Malgré les efforts consentis, l'accès des Parisiens au sport semble toujours compliqué...

La principale difficulté tient au fait qu'il n'y a pas assez d'équipements. Nous avons fait beaucoup d'efforts, le budget d'investissements qui leur est consacré a doublé d'une mandature à l'autre, en passant de 20,5 millions d'euros par an à 41,4 millions, mais on a des vrais problèmes de surface, qui sont liés au coût du foncier.

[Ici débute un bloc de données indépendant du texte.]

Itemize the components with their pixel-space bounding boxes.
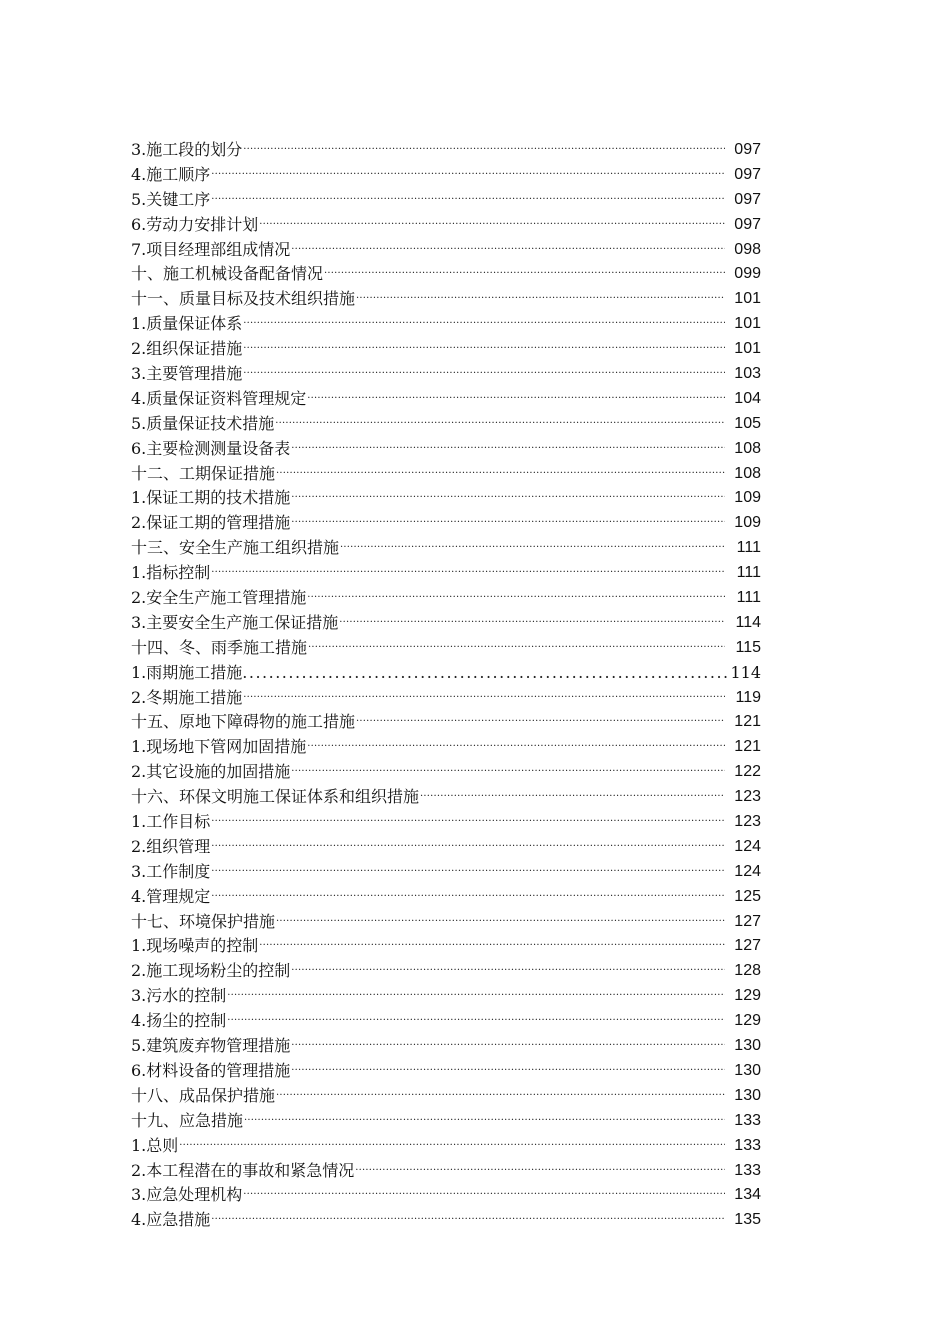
toc-entry-title: 3.应急处理机构 — [131, 1185, 243, 1205]
toc-entry-page-number: 127 — [734, 937, 761, 955]
toc-entry-title: 1.雨期施工措施 — [131, 662, 243, 682]
toc-entry-title: 1.工作目标 — [131, 812, 211, 832]
toc-entry[interactable] — [131, 984, 761, 1009]
toc-entry[interactable] — [131, 536, 761, 561]
toc-entry-page-number: 124 — [734, 862, 761, 880]
toc-dot-leader — [291, 1034, 725, 1059]
toc-dot-leader — [179, 1134, 725, 1159]
toc-entry-title: 4.管理规定 — [131, 886, 211, 906]
toc-entry-title: 1.总则 — [131, 1135, 179, 1155]
toc-entry[interactable] — [131, 1208, 761, 1233]
toc-entry[interactable] — [131, 362, 761, 387]
toc-entry-title: 十四、冬、雨季施工措施 — [131, 637, 308, 657]
toc-entry-page-number: 124 — [734, 837, 761, 855]
toc-entry-title: 6.劳动力安排计划 — [131, 214, 259, 234]
toc-dot-leader — [276, 910, 725, 935]
toc-dot-leader — [291, 238, 725, 263]
toc-entry[interactable] — [131, 462, 761, 487]
toc-dot-leader — [211, 885, 725, 910]
toc-dot-leader — [211, 188, 725, 213]
toc-entry-page-number: 121 — [734, 713, 761, 731]
toc-dot-leader — [308, 636, 725, 661]
toc-entry-page-number: 114 — [735, 613, 761, 631]
toc-entry-title: 2.组织保证措施 — [131, 339, 243, 359]
toc-dot-leader — [211, 1208, 725, 1233]
toc-entry-page-number: 101 — [734, 340, 761, 358]
table-of-contents — [131, 138, 761, 1233]
toc-entry[interactable] — [131, 959, 761, 984]
toc-entry[interactable] — [131, 835, 761, 860]
toc-entry-title: 2.其它设施的加固措施 — [131, 762, 291, 782]
toc-entry-page-number: 133 — [734, 1161, 761, 1179]
toc-entry-page-number: 105 — [734, 414, 761, 432]
toc-entry-title: 6.主要检测测量设备表 — [131, 438, 291, 458]
toc-entry-page-number: 129 — [734, 987, 761, 1005]
toc-entry-title: 4.应急措施 — [131, 1210, 211, 1230]
toc-dot-leader — [211, 163, 725, 188]
toc-dot-leader — [291, 760, 725, 785]
toc-dot-leader — [291, 959, 725, 984]
toc-entry-page-number: 127 — [734, 912, 761, 930]
toc-entry-title: 3.工作制度 — [131, 861, 211, 881]
toc-entry-title: 4.施工顺序 — [131, 164, 211, 184]
toc-entry-page-number: 097 — [734, 190, 761, 208]
toc-dot-leader — [340, 536, 725, 561]
toc-entry[interactable] — [131, 611, 761, 636]
toc-dot-leader — [291, 1059, 725, 1084]
toc-entry-page-number: 109 — [734, 489, 761, 507]
toc-dot-leader — [339, 611, 725, 636]
toc-entry-title: 2.施工现场粉尘的控制 — [131, 961, 291, 981]
toc-entry-title: 3.污水的控制 — [131, 986, 227, 1006]
toc-entry-page-number: 108 — [734, 464, 761, 482]
toc-entry[interactable] — [131, 412, 761, 437]
toc-dot-leader — [243, 138, 725, 163]
toc-entry[interactable] — [131, 138, 761, 163]
toc-dot-leader — [211, 810, 725, 835]
toc-dot-leader — [324, 262, 725, 287]
toc-entry[interactable] — [131, 312, 761, 337]
toc-entry-page-number: 098 — [734, 240, 761, 258]
toc-dot-leader — [243, 1183, 725, 1208]
toc-entry[interactable] — [131, 387, 761, 412]
toc-entry[interactable] — [131, 437, 761, 462]
toc-entry[interactable] — [131, 337, 761, 362]
toc-entry-page-number: 133 — [734, 1136, 761, 1154]
toc-entry-page-number: 103 — [734, 365, 761, 382]
toc-entry-page-number: 101 — [734, 290, 761, 308]
toc-entry-title: 4.扬尘的控制 — [131, 1011, 227, 1031]
toc-entry[interactable] — [131, 1159, 761, 1184]
toc-entry-page-number: 097 — [734, 215, 761, 233]
toc-entry-page-number: 114 — [730, 662, 761, 682]
toc-entry-page-number: 123 — [734, 788, 761, 806]
toc-entry-page-number: 108 — [734, 439, 761, 457]
toc-entry-page-number: 128 — [734, 962, 761, 980]
toc-dot-leader — [291, 486, 725, 511]
toc-dot-leader — [307, 387, 725, 412]
toc-entry-title: 5.建筑废弃物管理措施 — [131, 1036, 291, 1056]
toc-entry-title: 2.组织管理 — [131, 836, 211, 856]
toc-dot-leader — [211, 835, 725, 860]
toc-entry-page-number: 125 — [734, 887, 761, 905]
toc-dot-leader — [356, 287, 725, 312]
toc-entry[interactable] — [131, 1183, 761, 1208]
toc-entry[interactable] — [131, 1109, 761, 1134]
toc-entry-title: 十三、安全生产施工组织措施 — [131, 538, 340, 558]
toc-dot-leader — [259, 934, 725, 959]
toc-entry[interactable] — [131, 935, 761, 960]
toc-entry-title: 3.主要安全生产施工保证措施 — [131, 612, 339, 632]
toc-entry[interactable] — [131, 561, 761, 586]
toc-entry-title: 2.冬期施工措施 — [131, 687, 243, 707]
toc-dot-leader — [291, 437, 725, 462]
toc-entry[interactable] — [131, 262, 761, 287]
toc-entry-page-number: 130 — [734, 1086, 761, 1104]
toc-entry[interactable] — [131, 1059, 761, 1084]
toc-entry-page-number: 134 — [734, 1186, 761, 1204]
toc-entry[interactable] — [131, 810, 761, 835]
toc-dot-leader — [356, 710, 725, 735]
toc-entry-title: 十六、环保文明施工保证体系和组织措施 — [131, 787, 420, 807]
toc-entry-page-number: 121 — [734, 738, 761, 756]
toc-entry-title: 2.安全生产施工管理措施 — [131, 588, 307, 608]
toc-dot-leader — [211, 561, 725, 586]
toc-entry-page-number: 122 — [734, 763, 761, 781]
toc-dot-leader — [244, 1109, 725, 1134]
toc-entry-page-number: 111 — [736, 539, 761, 557]
toc-dot-leader — [276, 1084, 725, 1109]
toc-entry-page-number: 099 — [734, 265, 761, 283]
toc-entry-title: 十一、质量目标及技术组织措施 — [131, 289, 356, 309]
toc-entry[interactable] — [131, 188, 761, 213]
toc-entry-page-number: 097 — [734, 140, 761, 158]
toc-entry[interactable] — [131, 1009, 761, 1034]
toc-entry-page-number: 115 — [735, 638, 761, 656]
toc-entry-title: 5.关键工序 — [131, 189, 211, 209]
toc-entry[interactable] — [131, 511, 761, 536]
toc-dot-leader — [243, 686, 725, 711]
toc-dot-leader — [259, 213, 725, 238]
toc-dot-leader — [307, 586, 725, 611]
toc-dot-leader — [275, 412, 725, 437]
toc-entry-page-number: 133 — [734, 1111, 761, 1129]
toc-entry-title: 十、施工机械设备配备情况 — [131, 264, 324, 284]
toc-entry-page-number: 111 — [736, 564, 761, 582]
toc-entry[interactable] — [131, 163, 761, 188]
toc-entry[interactable] — [131, 287, 761, 312]
toc-entry[interactable] — [131, 686, 761, 711]
toc-dot-leader — [227, 984, 725, 1009]
toc-entry-title: 2.保证工期的管理措施 — [131, 513, 291, 533]
toc-dot-leader — [276, 462, 725, 487]
toc-entry[interactable] — [131, 760, 761, 785]
toc-dot-leader — [355, 1159, 725, 1184]
toc-dot-leader — [227, 1009, 725, 1034]
toc-entry[interactable] — [131, 661, 761, 686]
toc-entry-title: 6.材料设备的管理措施 — [131, 1060, 291, 1080]
toc-entry[interactable] — [131, 1034, 761, 1059]
toc-entry-page-number: 104 — [734, 389, 761, 407]
toc-dot-leader — [243, 362, 725, 387]
toc-entry-title: 1.现场地下管网加固措施 — [131, 737, 307, 757]
toc-entry[interactable] — [131, 785, 761, 810]
toc-entry-title: 4.质量保证资料管理规定 — [131, 388, 307, 408]
toc-entry[interactable] — [131, 486, 761, 511]
toc-entry-page-number: 123 — [734, 813, 761, 831]
toc-dot-leader — [307, 735, 725, 760]
toc-entry-title: 十五、原地下障碍物的施工措施 — [131, 712, 356, 732]
toc-entry[interactable] — [131, 735, 761, 760]
toc-entry[interactable] — [131, 636, 761, 661]
toc-dot-leader — [420, 785, 725, 810]
toc-entry[interactable] — [131, 1084, 761, 1109]
toc-entry[interactable] — [131, 710, 761, 735]
toc-dot-leader — [243, 312, 725, 337]
toc-entry-page-number: 101 — [734, 315, 761, 333]
toc-entry-page-number: 130 — [734, 1061, 761, 1079]
toc-entry-page-number: 109 — [734, 514, 761, 532]
toc-entry[interactable] — [131, 213, 761, 238]
toc-entry[interactable] — [131, 885, 761, 910]
toc-entry-title: 十八、成品保护措施 — [131, 1085, 276, 1105]
toc-entry-title: 1.质量保证体系 — [131, 314, 243, 334]
toc-entry-title: 5.质量保证技术措施 — [131, 413, 275, 433]
toc-entry-title: 2.本工程潜在的事故和紧急情况 — [131, 1160, 355, 1180]
toc-entry-title: 十二、工期保证措施 — [131, 463, 276, 483]
toc-entry-title: 十七、环境保护措施 — [131, 911, 276, 931]
toc-dot-leader — [291, 511, 725, 536]
toc-entry-title: 1.指标控制 — [131, 563, 211, 583]
toc-dot-leader — [242, 661, 730, 686]
toc-entry[interactable] — [131, 860, 761, 885]
toc-entry-page-number: 135 — [734, 1211, 761, 1229]
toc-entry-title: 7.项目经理部组成情况 — [131, 239, 291, 259]
toc-dot-leader — [211, 860, 725, 885]
toc-entry-title: 3.施工段的划分 — [131, 139, 243, 159]
toc-entry-title: 1.现场噪声的控制 — [131, 936, 259, 956]
toc-entry[interactable] — [131, 1134, 761, 1159]
toc-entry-title: 1.保证工期的技术措施 — [131, 488, 291, 508]
toc-entry-title: 十九、应急措施 — [131, 1110, 244, 1130]
toc-entry-page-number: 119 — [735, 688, 761, 706]
toc-entry-title: 3.主要管理措施 — [131, 364, 243, 383]
toc-dot-leader — [243, 337, 725, 362]
toc-entry-page-number: 097 — [734, 165, 761, 183]
toc-entry-page-number: 129 — [734, 1012, 761, 1030]
toc-entry-page-number: 111 — [736, 589, 761, 607]
toc-entry[interactable] — [131, 586, 761, 611]
toc-entry[interactable] — [131, 238, 761, 263]
toc-entry[interactable] — [131, 910, 761, 935]
toc-entry-page-number: 130 — [734, 1037, 761, 1055]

Comment contourner cette difficulté ?

On va essayer de multiplier les espaces dédiés. Il y a un lieu dans un immeuble ? On en fait une salle d'escrime, ou un dojo [pour les arts martiaux]. Reste que 2 000 clubs utilisent ces infrastructures. Il faut donc réorganiser, les pousser à se regrouper, ce qui leur donnerait une plus grande viabilité, mais c'est un grand chantier. Faire fusionner deux clubs, c'est plus compliqué que faire fusionner deux partis politiques !

Certains équipements prennent pourtant peu d'espace, comme les playgrounds, qui restent peu nombreux...

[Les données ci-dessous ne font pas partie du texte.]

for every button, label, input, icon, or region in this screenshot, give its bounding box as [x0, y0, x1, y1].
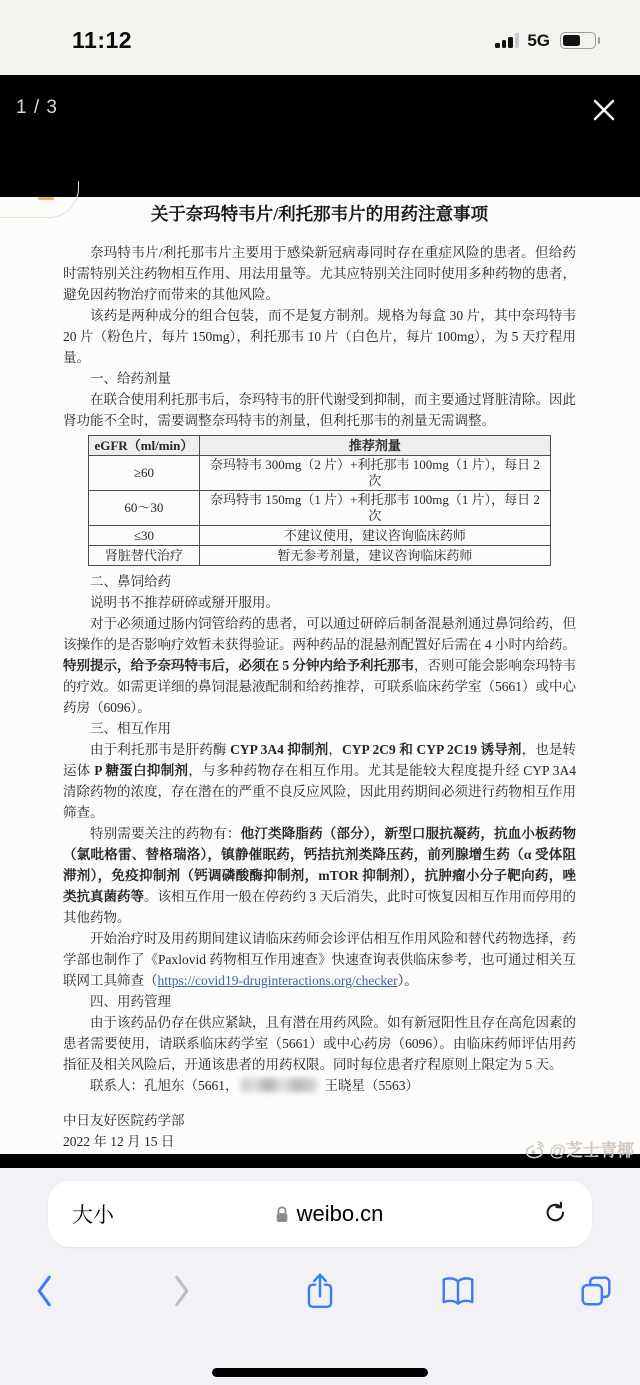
- bookmarks-icon[interactable]: [436, 1275, 480, 1307]
- watermark-username: @芝士青椰: [549, 1140, 634, 1160]
- table-cell: 肾脏替代治疗: [89, 546, 200, 566]
- image-pager: 1 / 3: [16, 97, 58, 118]
- table-header-egfr: eGFR（ml/min）: [89, 436, 200, 456]
- reload-icon[interactable]: [543, 1200, 568, 1228]
- weibo-watermark: [524, 1139, 634, 1161]
- body-text: 由于利托那韦是肝药酶: [90, 742, 231, 757]
- section-4-paragraph: 由于该药品仍存在供应紧缺，且有潜在用药风险。如有新冠阳性且存在高危因素的患者需要使用，请联系临床药学室（5661）或中心药房（6096）。由临床药师评估用药指征及相关风险后，开通该患者的用药权限。同时每位患者疗程原则上限定为 5 天。: [63, 1015, 576, 1072]
- table-cell: 奈玛特韦 300mg（2 片）+利托那韦 100mg（1 片），每日 2 次: [199, 456, 550, 491]
- redacted-phone-blur: [241, 1078, 317, 1092]
- table-row: [89, 526, 551, 546]
- document-title: 关于奈玛特韦片/利托那韦片的用药注意事项: [150, 204, 489, 224]
- bold-text: P 糖蛋白抑制剂: [94, 763, 189, 778]
- body-text: 联系人：孔旭东（5661，: [90, 1078, 239, 1093]
- bold-drug-list: 他汀类降脂药（部分），新型口服抗凝药，抗血小板药物（氯吡格雷、替格瑞洛），镇静催眠药，钙拮抗剂类降压药，前列腺增生药（α 受体阻滞剂），免疫抑制剂（钙调磷酸酶抑制剂，mTOR 抑制剂），抗肿瘤小分子靶向药，唑类抗真菌药等: [63, 826, 577, 904]
- section-3-heading: 三、相互作用: [90, 721, 171, 736]
- page-settings-button[interactable]: 大小: [72, 1199, 114, 1229]
- section-3-paragraph-2: [63, 823, 576, 928]
- intro-paragraph-2: 该药是两种成分的组合包装，而不是复方制剂。规格为每盒 30 片，其中奈玛特韦 20 片（粉色片，每片 150mg），利托那韦 10 片（白色片，每片 100mg），为 5 天疗程用量。: [63, 308, 576, 365]
- section-1-heading: 一、给药剂量: [90, 371, 171, 386]
- page-corner-accent: [38, 197, 54, 200]
- network-type-label: 5G: [527, 30, 550, 50]
- status-icons: [495, 31, 596, 51]
- tabs-icon[interactable]: [574, 1274, 618, 1308]
- intro-paragraph-1: 奈玛特韦片/利托那韦片主要用于感染新冠病毒同时存在重症风险的患者。但给药时需特别关注药物相互作用、用法用量等。尤其应特别关注同时使用多种药物的患者，避免因药物治疗而带来的其他风险。: [63, 245, 576, 302]
- lock-icon: [274, 1205, 290, 1224]
- safari-toolbar: [22, 1264, 618, 1318]
- address-bar[interactable]: [48, 1181, 592, 1247]
- back-icon[interactable]: [22, 1274, 66, 1308]
- share-icon[interactable]: [298, 1271, 342, 1311]
- bold-text: CYP 2C9 和 CYP 2C19 诱导剂: [342, 742, 522, 757]
- drug-interaction-checker-link[interactable]: https://covid19-druginteractions.org/checker: [157, 973, 398, 988]
- table-cell: 不建议使用，建议咨询临床药师: [199, 526, 550, 546]
- forward-icon[interactable]: [160, 1274, 204, 1308]
- table-cell: 奈玛特韦 150mg（1 片）+利托那韦 100mg（1 片），每日 2 次: [199, 491, 550, 526]
- image-viewer-header: [0, 75, 640, 197]
- section-2-paragraph-1: 说明书不推荐研碎或掰开服用。: [90, 595, 279, 610]
- body-text: ，否则可能会影响奈玛特韦的疗效。如需更详细的鼻饲混悬液配制和给药推荐，可联系临床药学室（5661）或中心药房（6096）。: [63, 658, 576, 715]
- section-3-paragraph-1: [63, 739, 576, 823]
- cellular-signal-icon: [495, 33, 519, 48]
- document-image: [0, 197, 640, 1160]
- section-2-heading: 二、鼻饲给药: [90, 574, 171, 589]
- table-row: [89, 491, 551, 526]
- signature-block: [63, 1110, 576, 1152]
- close-icon[interactable]: [588, 94, 620, 126]
- clock: 11:12: [72, 27, 133, 53]
- table-header-dose: 推荐剂量: [199, 436, 550, 456]
- battery-icon: [560, 32, 596, 49]
- bold-warning-text: 特别提示，给予奈玛特韦后，必须在 5 分钟内给予利托那韦: [63, 658, 414, 673]
- home-indicator[interactable]: [212, 1368, 428, 1377]
- url-field[interactable]: [274, 1201, 384, 1227]
- contact-line: [63, 1075, 576, 1096]
- table-cell: ≤30: [89, 526, 200, 546]
- bold-text: CYP 3A4 抑制剂: [230, 742, 329, 757]
- body-text: ，与多种药物存在相互作用。尤其是能较大程度提升经 CYP 3A4 清除药物的浓度，存在潜在的严重不良反应风险，因此用药期间必须进行药物相互作用筛查。: [63, 763, 576, 820]
- section-2-paragraph-2: [63, 613, 576, 718]
- table-cell: ≥60: [89, 456, 200, 491]
- body-text: ，也是转运体: [63, 742, 577, 778]
- issue-date: 2022 年 12 月 15 日: [63, 1134, 175, 1149]
- url-text: weibo.cn: [296, 1201, 384, 1226]
- status-bar: [0, 0, 640, 75]
- body-text: 。该相互作用一般在停药约 3 天后消失，此时可恢复因相互作用而停用的其他药物。: [63, 889, 576, 925]
- table-cell: 暂无参考剂量，建议咨询临床药师: [199, 546, 550, 566]
- table-header-row: [89, 436, 551, 456]
- table-row: [89, 456, 551, 491]
- body-text: 开始治疗时及用药期间建议请临床药师会诊评估相互作用风险和替代药物选择，药学部也制作了《Paxlovid 药物相互作用速查》快速查询表供临床参考，也可通过相关互联网工具筛查（: [63, 931, 576, 988]
- safari-bottom-bar: [0, 1168, 640, 1385]
- dosage-table: [88, 435, 551, 566]
- table-row: [89, 546, 551, 566]
- issuing-department: 中日友好医院药学部: [63, 1113, 185, 1128]
- body-text: ，: [328, 742, 343, 757]
- section-3-paragraph-3: [63, 928, 576, 991]
- body-text: 对于必须通过肠内饲管给药的患者，可以通过研碎后制备混悬剂通过鼻饲给药，但该操作的是否影响疗效暂未获得验证。两种药品的混悬剂配置好后需在 4 小时内给药。: [63, 616, 576, 652]
- weibo-logo-icon: [524, 1139, 546, 1161]
- table-cell: 60～30: [89, 491, 200, 526]
- body-text: ）。: [397, 973, 418, 988]
- section-4-heading: 四、用药管理: [90, 994, 171, 1009]
- body-text: 特别需要关注的药物有：: [90, 826, 241, 841]
- body-text: 王晓星（5563）: [324, 1078, 419, 1093]
- section-1-paragraph: 在联合使用利托那韦后，奈玛特韦的肝代谢受到抑制，而主要通过肾脏清除。因此肾功能不全时，需要调整奈玛特韦的剂量，但利托那韦的剂量无需调整。: [63, 392, 576, 428]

On en a construit, tout comme des rollers-parks en libre accès, des murs d'escalade. Mais on manque de lieux. Il faudrait songer aux parcs et jardins et ne pas les considérer comme des réserves naturelles.

Beaucoup de jeunes ne sont-ils pas du coup exclus des infrastructures ?

Il y a à Paris beaucoup d'associations, notamment de foot, et c'est rarement l'argent qui empêche de s'y inscrire. Et il n'est pas non plus question de retirer des créneaux pour les scolaires. Pendant des années, le service public du sport n'existait pas. Nous l'avons mis en place, avec des éducateurs qui initient des projets dans une douzaine d'équipements, et des créneaux pour les jeunes. On avance petit à petit, on va essayer d'ouvrir de plus en plus les stades les week-ends et pendant les petites vacances scolaires, avec l'encadrement nécessaire. On a à présent les fondements d'un service public. Il faut l'amplifier.